Group 2: The learner added 1+3+ 6 together but in this case "6" is not meant to be added, therefore the learner reaches the incorrect answer compared to 1+3=4+12+15= 16+15= 31

Group 3: The learner grouped them in the wrong manner. It was suppose to be: 4+5= 9+

(5x2x6= 10x6= 60)

+4

9+ 60 +4 =73

Group 2: They added first by adding the first 3 digits together and then multiplied

Group 3: The grouping is incorrect

Group 2 applies to the same rule 1+3 +(6x2) + (3x5)=31

Group 3 is 4+5+(5x2x6)+4=190 . The rule is to always solve the bracket first

Group 2 : They added the first 3 digits together and then mulitply it.

Group 3 : Places brackets incorrectly.

2- 1+3+( 6x2)+(3x5)=

3- Total wrong usage of brackets.

Group 2: Adding 1,3 and 6 before multiplying.

Group 3: Adding before multiplying and splitting 5x2x6 into to separate parts.

Group 2: These learners added 1,3 and 6 together, where they were only supposed to add 1 and 3. 6 was supposed to be multiplied by 2.

Group 3: 5×2×6 was supposed to be in one bracket.

They used ×2 twice (5×2) and (2×6)

Group 2

They added 1,3 and 6 together i stead of multiplying first.

Group 3

They used brackets in correctly instead of multiplying first 5×2×6 and then add

The learner insert brackets around 4 x 3 and 5 x 2 x6 to show that they will be multiplying first and then adding.

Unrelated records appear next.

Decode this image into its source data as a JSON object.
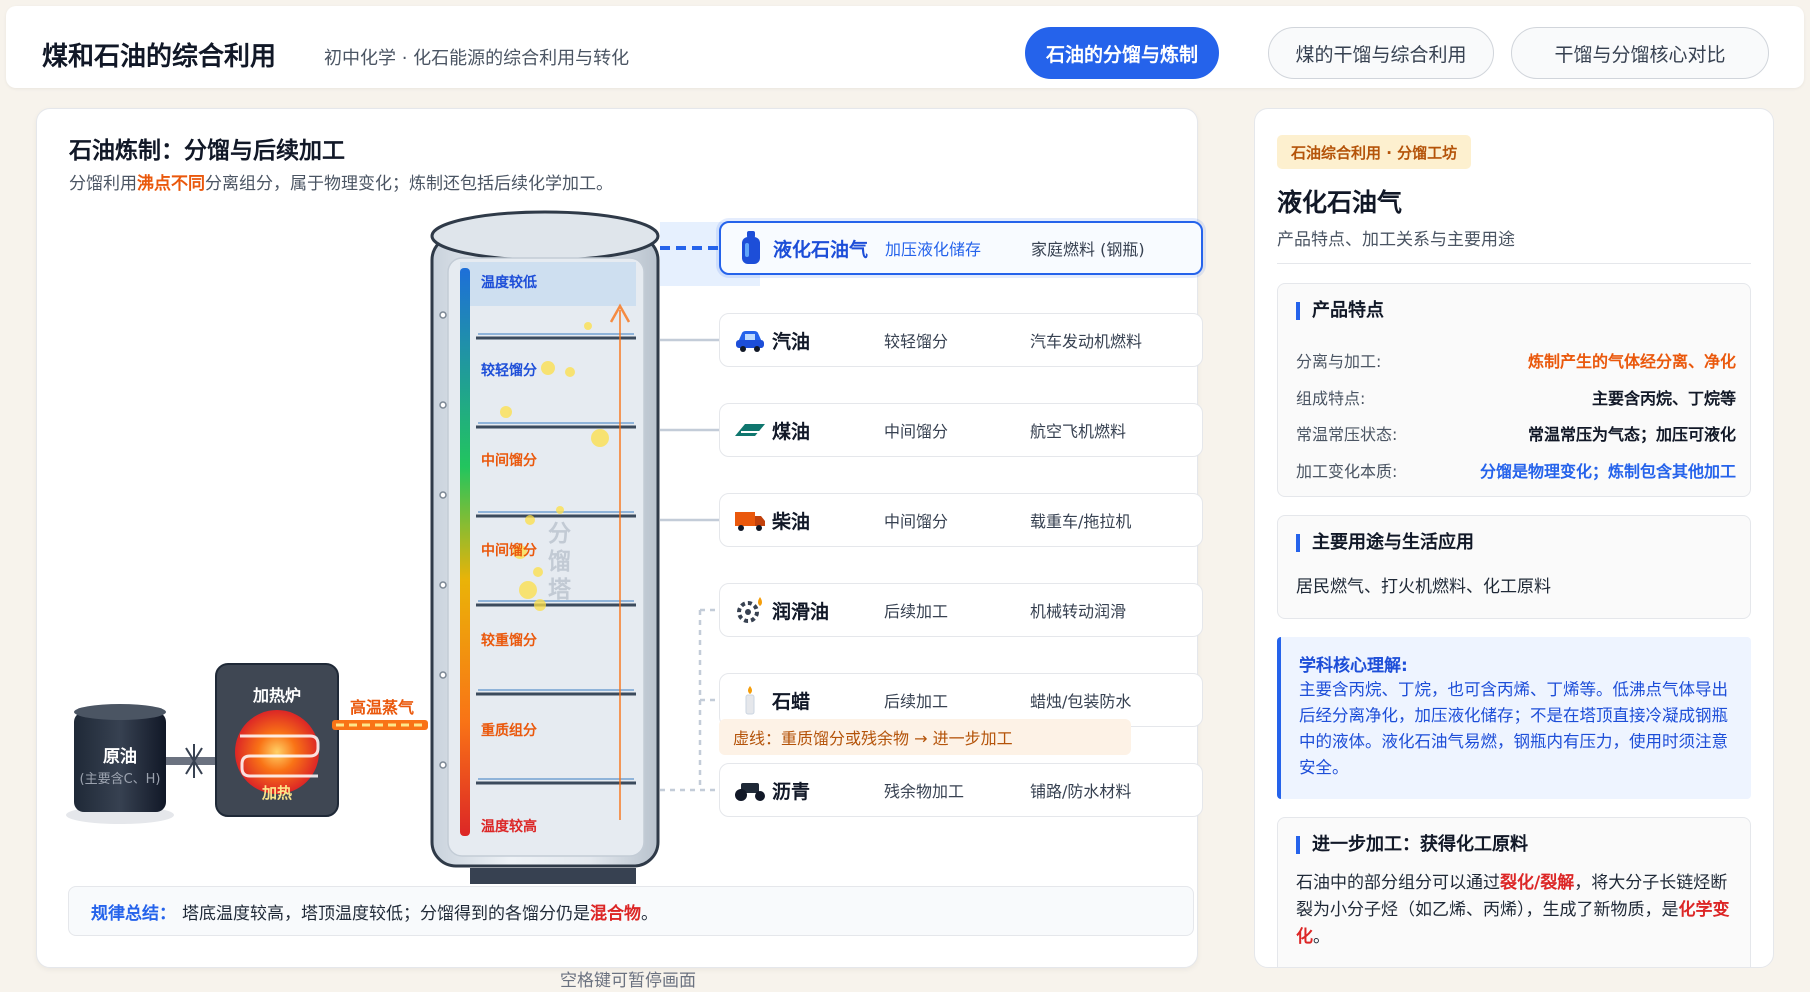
{
  "header": {
    "title": "煤和石油的综合利用",
    "subtitle": "初中化学 · 化石能源的综合利用与转化",
    "tabs": [
      {
        "label": "石油的分馏与炼制",
        "active": true
      },
      {
        "label": "煤的干馏与综合利用",
        "active": false
      },
      {
        "label": "干馏与分馏核心对比",
        "active": false
      }
    ]
  },
  "main": {
    "title": "石油炼制：分馏与后续加工",
    "desc_pre": "分馏利用",
    "desc_highlight": "沸点不同",
    "desc_post": "分离组分，属于物理变化；炼制还包括后续化学加工。",
    "crude": {
      "label": "原油",
      "sub": "(主要含C、H)"
    },
    "furnace": {
      "label": "加热炉",
      "heat": "加热"
    },
    "vapor_label": "高温蒸气",
    "tower_label": "分馏塔",
    "tower_levels": [
      "温度较低",
      "较轻馏分",
      "中间馏分",
      "中间馏分",
      "较重馏分",
      "重质组分",
      "温度较高"
    ],
    "products": [
      {
        "name": "液化石油气",
        "tag": "加压液化储存",
        "use": "家庭燃料 (钢瓶)",
        "icon": "gas-cylinder-icon",
        "active": true
      },
      {
        "name": "汽油",
        "tag": "较轻馏分",
        "use": "汽车发动机燃料",
        "icon": "car-icon",
        "active": false
      },
      {
        "name": "煤油",
        "tag": "中间馏分",
        "use": "航空飞机燃料",
        "icon": "airplane-icon",
        "active": false
      },
      {
        "name": "柴油",
        "tag": "中间馏分",
        "use": "载重车/拖拉机",
        "icon": "truck-icon",
        "active": false
      },
      {
        "name": "润滑油",
        "tag": "后续加工",
        "use": "机械转动润滑",
        "icon": "gear-oil-icon",
        "active": false
      },
      {
        "name": "石蜡",
        "tag": "后续加工",
        "use": "蜡烛/包装防水",
        "icon": "candle-icon",
        "active": false
      },
      {
        "name": "沥青",
        "tag": "残余物加工",
        "use": "铺路/防水材料",
        "icon": "road-roller-icon",
        "active": false
      }
    ],
    "legend_note": "虚线：重质馏分或残余物 → 进一步加工",
    "summary": {
      "label": "规律总结：",
      "text_pre": "塔底温度较高，塔顶温度较低；分馏得到的各馏分仍是",
      "highlight": "混合物",
      "text_post": "。"
    },
    "pause_hint": "空格键可暂停画面"
  },
  "detail": {
    "badge": "石油综合利用 · 分馏工坊",
    "title": "液化石油气",
    "subtitle": "产品特点、加工关系与主要用途",
    "features": {
      "title": "产品特点",
      "rows": [
        {
          "key": "分离与加工:",
          "value": "炼制产生的气体经分离、净化",
          "color": "orange"
        },
        {
          "key": "组成特点:",
          "value": "主要含丙烷、丁烷等",
          "color": "default"
        },
        {
          "key": "常温常压状态:",
          "value": "常温常压为气态；加压可液化",
          "color": "default"
        },
        {
          "key": "加工变化本质:",
          "value": "分馏是物理变化；炼制包含其他加工",
          "color": "blue"
        }
      ]
    },
    "uses": {
      "title": "主要用途与生活应用",
      "text": "居民燃气、打火机燃料、化工原料"
    },
    "insight": {
      "title": "学科核心理解:",
      "text": "主要含丙烷、丁烷，也可含丙烯、丁烯等。低沸点气体导出后经分离净化，加压液化储存；不是在塔顶直接冷凝成钢瓶中的液体。液化石油气易燃，钢瓶内有压力，使用时须注意安全。"
    },
    "further": {
      "title": "进一步加工：获得化工原料",
      "text_pre": "石油中的部分组分可以通过",
      "highlight1": "裂化/裂解",
      "text_mid": "，将大分子长链烃断裂为小分子烃（如乙烯、丙烯），生成了新物质，是",
      "highlight2": "化学变化",
      "text_post": "。"
    }
  }
}
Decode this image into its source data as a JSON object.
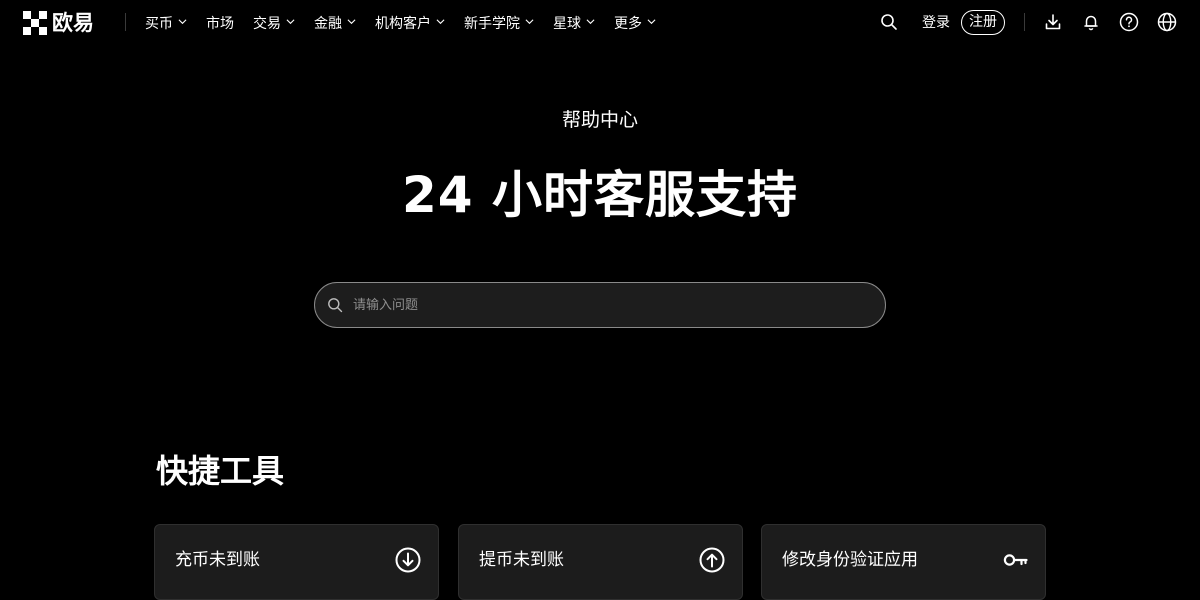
{
  "brand": {
    "name": "欧易"
  },
  "nav": {
    "menu": [
      {
        "label": "买币",
        "dropdown": true
      },
      {
        "label": "市场",
        "dropdown": false
      },
      {
        "label": "交易",
        "dropdown": true
      },
      {
        "label": "金融",
        "dropdown": true
      },
      {
        "label": "机构客户",
        "dropdown": true
      },
      {
        "label": "新手学院",
        "dropdown": true
      },
      {
        "label": "星球",
        "dropdown": true
      },
      {
        "label": "更多",
        "dropdown": true
      }
    ],
    "login_label": "登录",
    "signup_label": "注册",
    "icons": [
      "search-icon",
      "download-icon",
      "bell-icon",
      "help-icon",
      "globe-icon"
    ]
  },
  "hero": {
    "eyebrow": "帮助中心",
    "title": "24 小时客服支持",
    "search_placeholder": "请输入问题"
  },
  "quick_tools": {
    "title": "快捷工具",
    "items": [
      {
        "label": "充币未到账",
        "icon": "deposit-arrow-down-icon"
      },
      {
        "label": "提币未到账",
        "icon": "withdraw-arrow-up-icon"
      },
      {
        "label": "修改身份验证应用",
        "icon": "key-icon"
      }
    ]
  },
  "colors": {
    "background": "#000000",
    "text": "#ffffff",
    "search_bg": "#1d1d1d",
    "search_border": "#8a8a8a",
    "card_bg": "#1c1c1c",
    "placeholder": "#8e8e8e"
  }
}
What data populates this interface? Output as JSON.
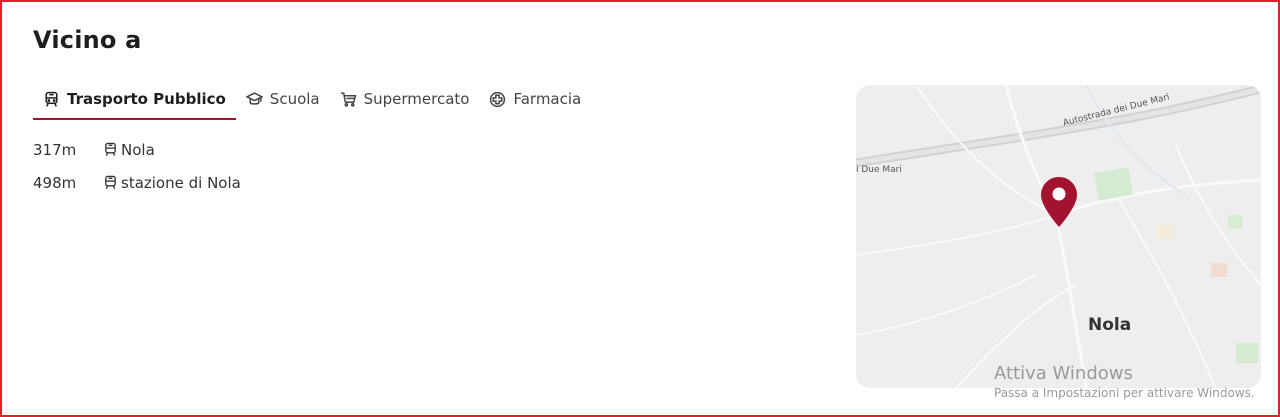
{
  "section": {
    "title": "Vicino a"
  },
  "tabs": [
    {
      "label": "Trasporto Pubblico",
      "icon": "train-icon",
      "active": true
    },
    {
      "label": "Scuola",
      "icon": "graduation-cap-icon",
      "active": false
    },
    {
      "label": "Supermercato",
      "icon": "shopping-cart-icon",
      "active": false
    },
    {
      "label": "Farmacia",
      "icon": "pharmacy-cross-icon",
      "active": false
    }
  ],
  "places": [
    {
      "distance": "317m",
      "name": "Nola",
      "icon": "train-icon"
    },
    {
      "distance": "498m",
      "name": "stazione di Nola",
      "icon": "train-icon"
    }
  ],
  "map": {
    "road_label_main": "Autostrada dei Due Mari",
    "road_label_left": "i Due Mari",
    "city_label": "Nola",
    "pin_color": "#a3122f"
  },
  "watermark": {
    "line1": "Attiva Windows",
    "line2": "Passa a Impostazioni per attivare Windows."
  },
  "colors": {
    "accent": "#a3122f",
    "frame": "#e0202a"
  }
}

There is an error in calculation as well where the learner has multiplied the number 2 twice.

Group 2

The learners should multiply 6x 2 and 3x5 first before adding. The learner has made a mistake by adding 1 + 3+6 which gave 10 and then continued to multiply the 10 by 2.

Group 3

The learner could of inserted brackets with 5 x 2 x 6 and then continued to add the rest of the sum. The learners should understand that by inserting brackets it indicates the first step of the order of operations.

They multiplied twice with the number 2:

5 x 2 and 2 x 6

They should have only multiplied 5 x 2 x 6

GROUP B

They first added 1 + 3 + 6 and then multiplied the sum of it with 6.

They should have multiply ( 6 x 2 ) and ( 3 x 5) first before they added 1 + 3 .

GROUP C

The grouping of the numbers to do the calculations are wrong.

They should have multiply 5 x 2 x 6 first before they added the other numbers.

The answer should be 73

a. \(4 \times 5 + 5 \times 2 \times 6 + 4 = (4 + 5) + (5 \times 2) \times (6 + 2)\)

b. \(1 + 3 + 6 \times 2 + 3 \times 5 = 10 \times 2 + 3 \times 5\)

c. \(4 \times 3 + 5 \times 2 \times 6 = 12 + 10 + 12\)

In each expression, the learners incorrectly apply the distributive property. The distributive property states that for any numbers \(a\), \(b\), and \(c\), \(a \times (b + c) = a \times b + a \times c\). However, the learners misapply this property by incorrectly distributing the multiplication across addition in some parts of the expression.

For example:

a. In the expression \(4 \times 5 + 5 \times 2 \times 6 + 4\), the learner incorrectly tries to distribute the multiplication across addition as if it were \(5 \times (2 \times 6)\). This leads to a misunderstanding of the correct order of operations.

b. In the expression \(1 + 3 + 6 \times 2 + 3 \times 5\), the learner incorrectly tries to distribute the multiplication across addition, resulting in \(10 \times 2 + 3 \times 5\). This disregards the correct precedence of operations.

c. In the expression \(4 \times 3 + 5 \times 2 \times 6\), the learner incorrectly distributes the multiplication as if it were \(5 \times (2 \times 6)\), which is not applicable in this context.

Overall, the learners incorrectly apply the distributive property, leading to incorrect simplifications of the expressions.